In contrast, for our goblet cell reduction program we first had to identify an appropriate target. There are a number of ways to identify new drug targets, each with their advantages and disadvantages. Within Enterprise we place a great deal of emphasis upon human cell-based systems as we feel these have the highest translational value into the clinical setting. So, we used a primary human bronchial epithelial (HBE) cell-based screen. HBE cells are a precious and limited resource, requiring substantial effort to culture and maintain. Conventionally they are grown on filters at an air liquid interface (ALI) to mimic the airway setting. Culturing enough filters to undertake even a small screen is challenging, so we used a state-of-the-art high throughput phenotypic assay pioneered by one of Enterprise’s founders, Henry Danahay. In this assay the HBEs are seeded into a 3D gel matrix where they form “bronchospheres”. Bronchospheres are fluid filled spheres that contain goblet and ciliated cells, recapitulating much of the airway cell architecture. The big advantage for us was that they can be grown in 384 well plates and require significantly lower cell numbers and resources than the ALI filters. Once we had used the bronchospheres to identify a drug target, it was a case of executing a traditional discovery program.

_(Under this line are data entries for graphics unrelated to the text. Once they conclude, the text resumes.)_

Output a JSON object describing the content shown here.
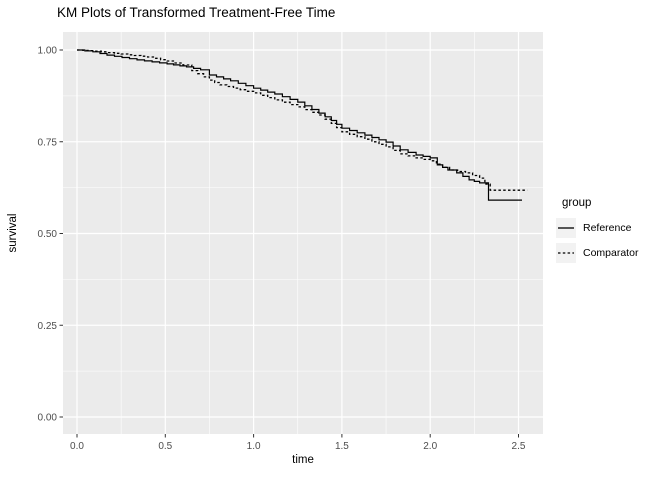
{
  "chart_data": {
    "type": "line",
    "subtype": "kaplan-meier-step",
    "title": "KM Plots of Transformed Treatment-Free Time",
    "xlabel": "time",
    "ylabel": "survival",
    "xlim": [
      0,
      2.6
    ],
    "ylim": [
      0.0,
      1.0
    ],
    "x_ticks": [
      0.0,
      0.5,
      1.0,
      1.5,
      2.0,
      2.5
    ],
    "x_tick_labels": [
      "0.0",
      "0.5",
      "1.0",
      "1.5",
      "2.0",
      "2.5"
    ],
    "y_ticks": [
      0.0,
      0.25,
      0.5,
      0.75,
      1.0
    ],
    "y_tick_labels": [
      "0.00",
      "0.25",
      "0.50",
      "0.75",
      "1.00"
    ],
    "grid": {
      "major": true,
      "minor": true
    },
    "legend_title": "group",
    "legend_position": "right",
    "series": [
      {
        "name": "Reference",
        "linetype": "solid",
        "color": "#000000",
        "points": [
          [
            0.0,
            1.0
          ],
          [
            0.09,
            0.995
          ],
          [
            0.17,
            0.986
          ],
          [
            0.34,
            0.973
          ],
          [
            0.51,
            0.962
          ],
          [
            0.62,
            0.954
          ],
          [
            0.7,
            0.946
          ],
          [
            0.75,
            0.932
          ],
          [
            0.87,
            0.916
          ],
          [
            1.0,
            0.896
          ],
          [
            1.12,
            0.88
          ],
          [
            1.25,
            0.858
          ],
          [
            1.37,
            0.828
          ],
          [
            1.44,
            0.808
          ],
          [
            1.5,
            0.787
          ],
          [
            1.63,
            0.768
          ],
          [
            1.75,
            0.749
          ],
          [
            1.83,
            0.728
          ],
          [
            1.92,
            0.714
          ],
          [
            2.0,
            0.706
          ],
          [
            2.04,
            0.687
          ],
          [
            2.1,
            0.673
          ],
          [
            2.15,
            0.665
          ],
          [
            2.22,
            0.646
          ],
          [
            2.28,
            0.638
          ],
          [
            2.33,
            0.591
          ],
          [
            2.52,
            0.591
          ]
        ]
      },
      {
        "name": "Comparator",
        "linetype": "dashed",
        "color": "#000000",
        "points": [
          [
            0.0,
            1.0
          ],
          [
            0.1,
            0.997
          ],
          [
            0.25,
            0.989
          ],
          [
            0.4,
            0.981
          ],
          [
            0.51,
            0.97
          ],
          [
            0.6,
            0.959
          ],
          [
            0.65,
            0.944
          ],
          [
            0.75,
            0.918
          ],
          [
            0.81,
            0.905
          ],
          [
            1.0,
            0.883
          ],
          [
            1.12,
            0.864
          ],
          [
            1.25,
            0.845
          ],
          [
            1.37,
            0.823
          ],
          [
            1.44,
            0.8
          ],
          [
            1.5,
            0.777
          ],
          [
            1.63,
            0.757
          ],
          [
            1.75,
            0.736
          ],
          [
            1.83,
            0.717
          ],
          [
            1.92,
            0.706
          ],
          [
            2.0,
            0.698
          ],
          [
            2.07,
            0.68
          ],
          [
            2.11,
            0.673
          ],
          [
            2.2,
            0.665
          ],
          [
            2.28,
            0.651
          ],
          [
            2.34,
            0.618
          ],
          [
            2.55,
            0.618
          ]
        ]
      }
    ]
  },
  "colors": {
    "background": "#FFFFFF",
    "panel_bg": "#EBEBEB",
    "gridline": "#FFFFFF",
    "tick_mark": "#333333",
    "tick_text": "#4D4D4D",
    "line": "#000000",
    "legend_key_bg": "#F2F2F2"
  }
}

LL: What impact could these drugs have for patients in the future?

MG:
Aspirationally, we hope that our drugs will deliver a significant impact for patients with CF and potentially those with other respiratory diseases. The current focus for CF approved therapeutics is on CFTR repair. Drugs which restore function to CFTR have been launched recently, the first being Kalydeco (Ivacaftor) by Vertex in 2012. These drugs are having an impressive impact on the lung function of many CF patients, however this approach does not treat the ≥10% of CF patients with nonsense mutations, and does not cure CF or reduce the decline in lung function to levels associated with normal health. As our approaches are not dependent upon CFTR they should be suited to all patients with CF. Additionally we anticipate that they will deliver benefit in combination with CFTR repair drugs, further improving the lung health of patients.

Martin Gosling was speaking to Laura Elizabeth Lansdowne, Science Writer for Technology Networks.